Fixing AI's Evaluation Crisis

Introduction to AI Evaluation

As a tech reporter, I often get asked questions like “Is DeepSeek actually better than ChatGPT?” or “Is the Anthropic model any good?” If I don’t feel like turning it into an hour-long seminar, I’ll usually give the diplomatic answer: “They’re both solid in different ways.” Most people asking aren’t defining “good” in any precise way, and that’s fair. It’s human to want to make sense of something new and seemingly powerful. But that simple question—Is this model good?—is really just the everyday version of a much more complicated technical problem.

The Limitations of Benchmarks

So far, the way we’ve tried to answer that question is through benchmarks. These give models a fixed set of questions to answer and grade them on how many they get right. But just like exams like the SAT (an admissions test used by many US colleges), these benchmarks don’t always reflect deeper abilities. Lately, it feels as if a new AI model drops every week, and every time a company launches one, it comes with fresh scores showing it beating the capabilities of predecessors. On paper, everything appears to be getting better all the time.

The Evaluation Crisis

In practice, it’s not so simple. Just as grinding for the SAT might boost your score without improving your critical thinking, models can be trained to optimize for benchmark results without actually getting smarter. As OpenAI and Tesla AI veteran Andrej Karpathy recently put it, we’re living through an evaluation crisis—our scoreboard for AI no longer reflects what we really want to measure. Benchmarks have grown stale for a few key reasons. First, the industry has learned to “teach to the test,” training AI models to score well rather than genuinely improve. Second, widespread data contamination means models may have already seen the benchmark questions, or even the answers, somewhere in their training data. And finally, many benchmarks are simply maxed out. On popular tests like SuperGLUE, models have already reached or surpassed 90% accuracy, making further gains feel more like statistical noise than meaningful improvement. At that point, the scores stop telling us anything useful.

New Approaches to AI Evaluation

However, there are a growing number of teams around the world trying to address the AI evaluation crisis. One result is a new benchmark called LiveCodeBench Pro. It draws problems from international algorithmic olympiads—competitions for elite high school and university programmers where participants solve challenging problems without external tools. The top AI models currently manage only about 53% at first pass on medium-difficulty problems and 0% on the hardest ones. These are tasks where human experts routinely excel.

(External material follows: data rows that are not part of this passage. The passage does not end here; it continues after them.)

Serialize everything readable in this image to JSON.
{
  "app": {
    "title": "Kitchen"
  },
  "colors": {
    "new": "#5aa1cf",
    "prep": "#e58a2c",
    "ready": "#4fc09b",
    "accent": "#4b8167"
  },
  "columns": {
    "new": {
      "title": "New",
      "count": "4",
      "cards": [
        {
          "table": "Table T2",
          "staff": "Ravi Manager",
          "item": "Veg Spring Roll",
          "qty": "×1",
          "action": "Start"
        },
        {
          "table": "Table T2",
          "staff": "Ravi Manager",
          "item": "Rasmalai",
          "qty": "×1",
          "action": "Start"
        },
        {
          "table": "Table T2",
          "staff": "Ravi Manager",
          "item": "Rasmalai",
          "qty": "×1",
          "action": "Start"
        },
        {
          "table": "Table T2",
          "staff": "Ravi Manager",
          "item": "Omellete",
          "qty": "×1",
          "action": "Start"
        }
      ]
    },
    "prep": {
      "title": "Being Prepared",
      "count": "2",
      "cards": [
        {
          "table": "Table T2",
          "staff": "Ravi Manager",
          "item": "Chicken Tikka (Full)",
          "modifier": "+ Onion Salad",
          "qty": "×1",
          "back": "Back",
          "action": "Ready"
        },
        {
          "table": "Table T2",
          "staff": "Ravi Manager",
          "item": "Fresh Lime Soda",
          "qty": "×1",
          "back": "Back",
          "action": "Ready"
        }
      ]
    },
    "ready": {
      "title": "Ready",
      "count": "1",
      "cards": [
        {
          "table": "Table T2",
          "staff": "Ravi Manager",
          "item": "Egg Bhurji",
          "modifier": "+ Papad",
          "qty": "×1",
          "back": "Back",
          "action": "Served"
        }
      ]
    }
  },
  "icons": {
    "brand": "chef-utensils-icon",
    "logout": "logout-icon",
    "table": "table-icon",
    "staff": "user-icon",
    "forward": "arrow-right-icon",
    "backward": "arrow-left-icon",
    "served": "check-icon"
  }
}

LiveCodeBench Pro and Other Initiatives

Zihan Zheng, a junior at NYU and a world finalist in competitive coding, led the project to develop LiveCodeBench Pro with a team of olympiad medalists. They’ve published both the benchmark and a detailed study showing that top-tier models like GPT-4o mini and Google’s Gemini 2.5 perform at a level comparable to the top 10% of human competitors. Across the board, Zheng observed a pattern: AI excels at making plans and executing tasks, but it struggles with nuanced algorithmic reasoning. Other initiatives, such as Xbench, a Chinese benchmark project, and LiveBench, a dynamic benchmark created by Meta’s Yann LeCun, aim to evaluate models not just on knowledge but on adaptability and practical usefulness.

The Future of AI Evaluation

AI researchers are beginning to realize—and admit—that the status quo of AI testing cannot continue. At the recent CVPR conference, NYU professor Saining Xie drew on historian James Carse’s Finite and Infinite Games to critique the hypercompetitive culture of AI research. An infinite game, he noted, is open-ended—the goal is to keep playing. But in AI, a dominant player often drops a big result, triggering a wave of follow-up papers chasing the same narrow topic. This race-to-publish culture puts enormous pressure on researchers and rewards speed over depth, short-term wins over long-term insight.

Conclusion

So, do we have a truly comprehensive scoreboard for how good a model is? Not really. Many dimensions—social, emotional, interdisciplinary—still evade assessment. But the wave of new benchmarks hints at a shift. As the field evolves, a bit of skepticism is probably healthy. The development of new evaluation methods and the acknowledgment of the limitations of current benchmarks are steps towards a more nuanced understanding of AI capabilities.

FAQs

Q: What is the main issue with current AI benchmarks?
A: Current AI benchmarks have become stale and do not accurately reflect the true abilities of AI models. They can be gamed by training models to optimize for benchmark results rather than genuine improvement.
Q: What are some new approaches to AI evaluation?
A: New approaches include LiveCodeBench Pro, Xbench, and LiveBench, which aim to evaluate models on practical usefulness, adaptability, and nuanced algorithmic reasoning.
Q: Why is there a need for new evaluation methods?
A: The need for new evaluation methods arises from the limitations of current benchmarks, which have been maxed out by top models, and the realization that the current evaluation crisis does not accurately reflect what we want to measure in AI models.
Q: What is the future of AI evaluation?
A: The future of AI evaluation involves moving beyond current benchmarks to more comprehensive and nuanced methods that assess models on a variety of dimensions, including social, emotional, and interdisciplinary abilities.